6/10
At least they know whom they are up against.
22 January 2017
Warning: Spoilers
He can't arrest her because he has no evidence. She knows he knows what she's up to, so she has to stay one step ahead of him. It's a clever game of cat and mouse where each gets their chance to be both. Jack Hulbert has that toothy grin that makes us Americans laugh at British stereotypes, but if only we had half of their way of thinking. Even the most common of British accents to us comes off to us as deliciously eccentric, and yet to them, it just reveals where whoever they are talking to came from. British films, too, seemed to have an advancement that American films of the time (as delightful as they are) all seemed to be the same song with different twists in the music to make it slightly different.
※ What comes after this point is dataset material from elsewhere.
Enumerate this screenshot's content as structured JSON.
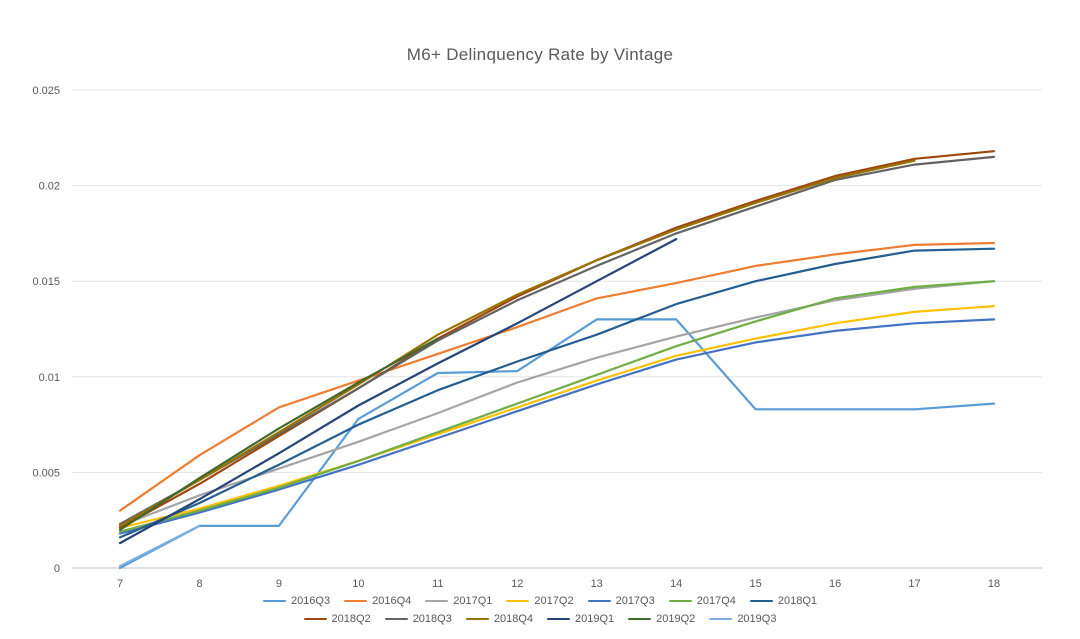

As this is a film about Scotland Yard, American audiences should know a bit of history to be able to follow the plot and style of the characters. Genevieve Tobin, a star of pre-code romantic comedies, is the heroine here, out to outwit Hulbert whom she can't help be charmed by. Arthur Wontner, Francis L. Sullivan, Google Withers and Felix Aylmer are among the cast of British actors I instantly recognized. There's plenty of intrigue, comedy, romance and amusing twists and turns that keeps the film moving. As I've noticed about other British films of this period, they often seem a decade ahead of American films technologically, often seeming more ahead in their time.